Daphnise · 17/12/2020 13:49

I would not agree to forget- and the insults to your mother are a disgrace.

So maybe your husband needs to be more aware of the effect on you, and prevented from minimising it- which is what he seems to be doing.

TonMoulin · 17/12/2020 13:49

Where was your DH in all that and why is it that the sharing of what had been said done by the MIL was a discovery fir him when you had THE talk??

I mean great that your mum was there. Thankfully she was there. But I’m surprised that after such a traumatic birth he wasn’t there too to support you.
That he didn’t know about the major issues with MIL
And it seems issues only happened when he wasn’t there? Or was he there and he completely blind??

LoveIsTheLight · 17/12/2020 13:51

@ChickenyChick i think some clarification is needed. My mum stayed for 2weeks to help me out. Then left. We lived on two separate floors(us on ground floor). We paid for everything ourselves-food,electricity,water,heat,petrol with the exception of rent (the ground floor was basically empty n used for storage). We had completely separate lives no imposition at all. Husbands family loved that their son lived in their home. It was a source of great pride n joy for my ILs.

OP posts:
Valkadin · 17/12/2020 13:51

Many people love their relatives unconditionally and can’t see through faults or want to pretend they are not there. FIL was a horrid person but deep down he was racist and I’m mixed race, he was always off with me. You mention you are from overseas, some racism or xenophobia could be in the mix as well.

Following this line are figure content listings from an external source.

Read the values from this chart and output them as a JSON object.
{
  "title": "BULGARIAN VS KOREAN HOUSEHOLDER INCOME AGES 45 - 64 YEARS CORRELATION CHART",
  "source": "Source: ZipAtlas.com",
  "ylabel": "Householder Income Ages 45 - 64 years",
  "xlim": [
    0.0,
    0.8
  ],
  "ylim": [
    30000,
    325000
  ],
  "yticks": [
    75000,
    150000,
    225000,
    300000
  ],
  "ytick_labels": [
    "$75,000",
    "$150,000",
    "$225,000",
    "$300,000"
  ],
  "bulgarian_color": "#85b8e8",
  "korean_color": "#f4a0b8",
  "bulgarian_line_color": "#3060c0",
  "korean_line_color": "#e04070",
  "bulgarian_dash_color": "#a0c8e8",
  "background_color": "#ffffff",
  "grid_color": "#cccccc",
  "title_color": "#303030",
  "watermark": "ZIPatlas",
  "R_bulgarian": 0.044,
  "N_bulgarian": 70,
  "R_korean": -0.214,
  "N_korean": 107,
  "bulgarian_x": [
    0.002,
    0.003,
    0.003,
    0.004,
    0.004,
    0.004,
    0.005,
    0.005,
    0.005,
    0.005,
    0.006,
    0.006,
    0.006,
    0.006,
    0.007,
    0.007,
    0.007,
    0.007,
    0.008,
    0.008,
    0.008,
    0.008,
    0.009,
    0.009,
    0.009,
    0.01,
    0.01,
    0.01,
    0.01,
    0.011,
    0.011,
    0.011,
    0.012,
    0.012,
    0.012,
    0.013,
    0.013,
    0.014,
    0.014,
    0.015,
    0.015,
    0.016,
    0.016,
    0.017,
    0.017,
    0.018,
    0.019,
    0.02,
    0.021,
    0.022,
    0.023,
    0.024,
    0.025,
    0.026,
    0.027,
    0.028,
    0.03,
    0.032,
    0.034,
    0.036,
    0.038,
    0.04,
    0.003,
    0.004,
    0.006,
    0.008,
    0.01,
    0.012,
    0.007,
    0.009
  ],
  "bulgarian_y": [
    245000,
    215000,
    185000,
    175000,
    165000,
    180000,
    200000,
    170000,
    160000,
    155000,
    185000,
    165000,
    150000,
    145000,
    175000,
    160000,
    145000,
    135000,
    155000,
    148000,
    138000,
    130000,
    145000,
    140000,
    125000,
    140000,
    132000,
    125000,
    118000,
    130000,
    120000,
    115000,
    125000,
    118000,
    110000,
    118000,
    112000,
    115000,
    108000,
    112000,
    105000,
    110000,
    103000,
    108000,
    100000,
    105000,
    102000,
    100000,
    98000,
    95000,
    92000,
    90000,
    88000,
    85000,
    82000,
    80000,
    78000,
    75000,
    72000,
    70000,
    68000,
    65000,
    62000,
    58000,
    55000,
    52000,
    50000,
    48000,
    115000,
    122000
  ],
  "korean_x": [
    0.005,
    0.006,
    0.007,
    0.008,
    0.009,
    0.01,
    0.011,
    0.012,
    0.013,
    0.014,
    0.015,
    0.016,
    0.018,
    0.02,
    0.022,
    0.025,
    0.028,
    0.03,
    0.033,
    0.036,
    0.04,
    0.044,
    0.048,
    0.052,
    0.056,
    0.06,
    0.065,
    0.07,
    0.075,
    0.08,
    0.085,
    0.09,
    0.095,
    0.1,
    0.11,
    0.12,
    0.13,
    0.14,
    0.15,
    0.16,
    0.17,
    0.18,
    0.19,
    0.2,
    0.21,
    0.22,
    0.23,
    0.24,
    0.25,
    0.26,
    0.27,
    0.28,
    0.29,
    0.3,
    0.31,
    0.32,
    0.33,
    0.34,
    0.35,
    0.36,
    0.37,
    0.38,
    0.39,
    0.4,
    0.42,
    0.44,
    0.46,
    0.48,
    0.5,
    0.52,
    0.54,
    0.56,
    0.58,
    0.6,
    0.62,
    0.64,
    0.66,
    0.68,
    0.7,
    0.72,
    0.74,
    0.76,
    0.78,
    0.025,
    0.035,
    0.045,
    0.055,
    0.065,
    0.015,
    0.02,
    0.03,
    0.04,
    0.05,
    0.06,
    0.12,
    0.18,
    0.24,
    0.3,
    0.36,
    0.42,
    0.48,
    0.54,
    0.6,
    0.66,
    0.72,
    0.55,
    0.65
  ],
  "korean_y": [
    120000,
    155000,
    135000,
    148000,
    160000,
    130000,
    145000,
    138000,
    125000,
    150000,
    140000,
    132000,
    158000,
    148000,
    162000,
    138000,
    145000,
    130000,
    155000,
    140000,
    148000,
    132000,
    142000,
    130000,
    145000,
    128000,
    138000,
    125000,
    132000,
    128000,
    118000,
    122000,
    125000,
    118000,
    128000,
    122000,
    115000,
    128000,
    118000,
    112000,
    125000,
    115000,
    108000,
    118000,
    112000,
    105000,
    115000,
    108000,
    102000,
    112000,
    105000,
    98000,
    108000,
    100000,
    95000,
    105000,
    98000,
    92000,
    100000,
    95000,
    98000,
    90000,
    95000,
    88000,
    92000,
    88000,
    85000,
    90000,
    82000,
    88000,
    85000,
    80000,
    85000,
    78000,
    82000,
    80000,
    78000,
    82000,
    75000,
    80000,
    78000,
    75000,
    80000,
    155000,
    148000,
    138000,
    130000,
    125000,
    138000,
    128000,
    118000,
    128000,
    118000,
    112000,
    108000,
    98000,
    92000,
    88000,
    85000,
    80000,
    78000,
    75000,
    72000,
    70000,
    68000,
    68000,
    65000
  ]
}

His Mother may also just not be able to accept he has another woman in his life.

Unless she accepts her behaviour and apologises there will always be an undercurrent, I sadly doubt this will happen unless your DH insists. Even then the sincerity of it would probably not be real. Some people are just utterly vile and sadly looks like you have one of them as a MIL.

Lardlizard · 17/12/2020 13:54

Dh doesn’t get To tell you what to do

Alexandernevermind · 17/12/2020 13:54

Regarding the horrific barging into your delivery repeatedly - what the hell happened to hospital security where you gave birth? The delivery and baby suite of our local NHS hospital is like Fort Knox.

Redwinestillfine · 17/12/2020 13:56

I would be tempted to move (abroad?) to get Dd as far away from them as possible and to never have to see them again. What is your DH thinking still going around to see them after than especially without them apologising??

derxa · 17/12/2020 13:57

@LoveIsTheLight

We stayed a year. Two separate functional floors with different bathrooms n kitchens. Basically we only shared a garden. Separate entrance access n parking spots etc. Basically sometimes we went “upstairs” to share a cup of tea or a “visit”.
And you're complaining?
Tinselandbaubauls · 17/12/2020 14:01

No you’re not, she sounds awful. I really detest anyone who feelas they have the right to be in the delivery room too. Especially MIL’s!